La acción de esta cinta de William Wyler transcurre en un pueblo cercano a Londres (quizá Reading). Allí trabajaba, como oficinista en un banco, un joven retraído y amante de los recovecos de su soledad. Freddie (así se llama el joven) tiene dos únicas aficiones en su vida: una de ellas es coleccionar mariposas; es el coleccionista de la película. Su inocente pasatiempo ha sido descubierto a su pesar y lo ha convertido en el blanco de las pesadas burlas de sus compañeros de trabajo. Para una persona tímida y sensible como es él, y casi carente por completo de habilidades para el trato social, esas chanzas no resultan inofensivas, calan muy hondo en su ánimo y le confirman en su gusto por la soledad. El contacto con los demás es una fuente casi segura de mortificaciones para alguien constituido como él lo está; inteligente y extraño a la vez. Un día Freddie (Terence Stamp) se encuentra con que ha ganado 71 000 libras en las quinielas; eso da un golpe de timón brusco al curso de su vida: deja de trabajar en el banco y se toma más en serio su segunda afición.

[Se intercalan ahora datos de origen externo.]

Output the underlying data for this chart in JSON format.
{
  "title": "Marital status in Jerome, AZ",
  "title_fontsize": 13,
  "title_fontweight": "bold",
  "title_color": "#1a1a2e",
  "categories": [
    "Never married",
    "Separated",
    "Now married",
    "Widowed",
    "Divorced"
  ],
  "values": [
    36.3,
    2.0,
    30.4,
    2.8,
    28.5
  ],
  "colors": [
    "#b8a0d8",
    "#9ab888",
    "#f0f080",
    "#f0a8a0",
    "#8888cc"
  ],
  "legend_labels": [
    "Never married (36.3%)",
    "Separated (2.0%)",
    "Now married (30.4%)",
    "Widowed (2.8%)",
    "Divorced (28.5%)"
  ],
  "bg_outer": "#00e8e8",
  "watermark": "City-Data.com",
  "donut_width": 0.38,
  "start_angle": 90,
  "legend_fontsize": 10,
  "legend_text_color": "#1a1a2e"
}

Su otra afición es Miranda Grey (Samantha Eggar), una bella pelirroja estudiante de arte. La conoce desde pequeño, cuando ambos iban juntos al colegio en el mismo autobús. Como le confesará después a la propia Miranda, «la primera vez que te vi supe que eras la mujer de mi vida». La ha adorado en silencio durante todos esos años, sin que ella se haya percatado siquiera de su presencia; ha seguido sus pasos día tras día, conoce al dedillo sus costumbres, los lugares que frecuenta, cómo son sus amigos; incluso advierte que tiene un devaneo amoroso con un hombre mayor que ella.

De momento se ha limitado a esta persecución silenciosa. Pero un día Freddie descubre en un lugar apartado una casa en venta, con una bodega anexa, abandonada, decorada durante años solo por una espesa red de telarañas. Es entonces cuando decide dejar de contemplar a Miranda desde lejos y pasar a la acción: la sigue, como en tantas otras ocasiones, con su furgoneta, mientras ella pasea meditabunda y, ese día, algo apesadumbrada; la acorrala en un callejón y la deja inconsciente tapándole la nariz con una bolsa o torunda impregnada de cloroformo.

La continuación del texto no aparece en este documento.